2. RECHTSGRONDSLAG, SUBSIDIARITEIT EN EVENREDIGHEID

2.1.Rechtsgrondslag

Artikel 16 en artikel 114 van het Verdrag betreffende de werking van de Europese Unie (VWEU) vormen de rechtsgrondslag van het voorstel.

Artikel 16 VWEU voorziet in een specifieke rechtsgrondslag voor de vaststelling van voorschriften betreffende de bescherming van natuurlijke personen ten aanzien van de verwerking van persoonsgegevens door de instellingen van de Unie, door de lidstaten bij de uitoefening van activiteiten die binnen het toepassingsgebied van het recht van de Unie vallen, alsmede voorschriften betreffende het vrij verkeer van die gegevens. Aangezien elektronische communicatie waarbij een natuurlijke persoon betrokken is, normaal gezien als persoonsgegevens wordt aangemerkt, moet de bescherming van natuurlijke personen ten aanzien van de privacy van de communicatie en de verwerking van deze gegevens, op artikel 16 worden gebaseerd.

Daarnaast beoogt het voorstel de bescherming van communicatie en daarmee verband houdende rechtmatige belangen van rechtspersonen. De inhoud en de reikwijdte van de rechten krachtens artikel 7 van het Handvest zijn in overeenstemming met artikel 52, lid 3, van het Handvest, dezelfde als die welke in artikel 8, lid 1, van het Europees Verdrag tot bescherming van de rechten van de mens en de fundamentele vrijheden (EVRM) zijn neergelegd. Wat de reikwijdte van artikel 7 van het Handvest betreft, bevestigen de rechtspraak van het Hof van Justitie 9 en van het Europees Hof voor de rechten van de mens 10 dat beroepsactiviteiten van rechtspersonen niet mogen worden uitgesloten van de bescherming van het recht dat door artikel 7 van het Handvest en artikel 8 van het EVRM wordt gegarandeerd.

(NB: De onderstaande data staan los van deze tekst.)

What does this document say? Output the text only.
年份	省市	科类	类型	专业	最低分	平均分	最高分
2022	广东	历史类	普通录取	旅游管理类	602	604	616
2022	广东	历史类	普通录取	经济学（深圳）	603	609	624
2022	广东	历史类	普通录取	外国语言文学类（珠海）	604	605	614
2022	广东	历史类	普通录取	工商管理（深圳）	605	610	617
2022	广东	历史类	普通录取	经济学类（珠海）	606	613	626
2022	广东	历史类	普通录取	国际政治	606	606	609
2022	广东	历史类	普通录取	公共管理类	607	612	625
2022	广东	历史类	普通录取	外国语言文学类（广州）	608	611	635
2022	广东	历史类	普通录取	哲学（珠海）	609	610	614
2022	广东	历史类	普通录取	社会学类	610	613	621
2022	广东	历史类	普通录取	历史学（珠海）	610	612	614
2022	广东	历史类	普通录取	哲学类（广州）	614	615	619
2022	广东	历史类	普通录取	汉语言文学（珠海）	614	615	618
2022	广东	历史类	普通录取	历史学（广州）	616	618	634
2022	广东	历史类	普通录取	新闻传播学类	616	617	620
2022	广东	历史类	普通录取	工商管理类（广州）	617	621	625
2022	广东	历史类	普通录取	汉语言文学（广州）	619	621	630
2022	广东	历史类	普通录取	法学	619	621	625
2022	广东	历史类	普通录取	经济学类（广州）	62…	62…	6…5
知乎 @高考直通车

Aangezien het initiatief een tweeledig doel heeft en het onderdeel bescherming van communicatie van rechtspersonen en het doel om de interne markt voor elektronische communicatie te voltooien en de werking daarvan te garanderen, wat dit betreft niet als louter bijkomstig kan worden beschouwd, moet het initiatief ook op artikel 114 van het VWEU zijn gebaseerd.

2.2.Subsidiariteit

Eerbiediging van communicatie is een grondrecht dat in het Handvest is erkend. Uit de inhoud van elektronische communicatie kan zeer gevoelige informatie aan het licht komen over de eindgebruikers die bij de communicatie betrokken zijn. Op dezelfde manier kunnen metagegevens op basis van elektronische communicatie ook zeer gevoelige en persoonlijke informatie weergeven, zoals uitdrukkelijk is erkend door het Hof van Justitie 11 . De meeste lidstaten erkennen eveneens de noodzaak om communicatie te beschermen als een afzonderlijk grondwettelijk recht. Hoewel het voor de lidstaten mogelijk is een beleid te voeren om te waarborgen dat dit recht niet wordt geschonden, zal dit zonder regels van de Unie niet op eenvormige wijze worden bereikt en zou dit leiden tot belemmeringen voor het grensoverschrijdende verkeer van persoonsgegevens en niet-persoonsgebonden gegevens met betrekking tot het gebruik van elektronische-communicatiediensten. Uiteindelijk is het noodzakelijk met het oog op de samenhang met de algemene verordening gegevensbescherming de e-privacyrichtlijn te herzien en de twee instrumenten onderling in overeenstemming te brengen.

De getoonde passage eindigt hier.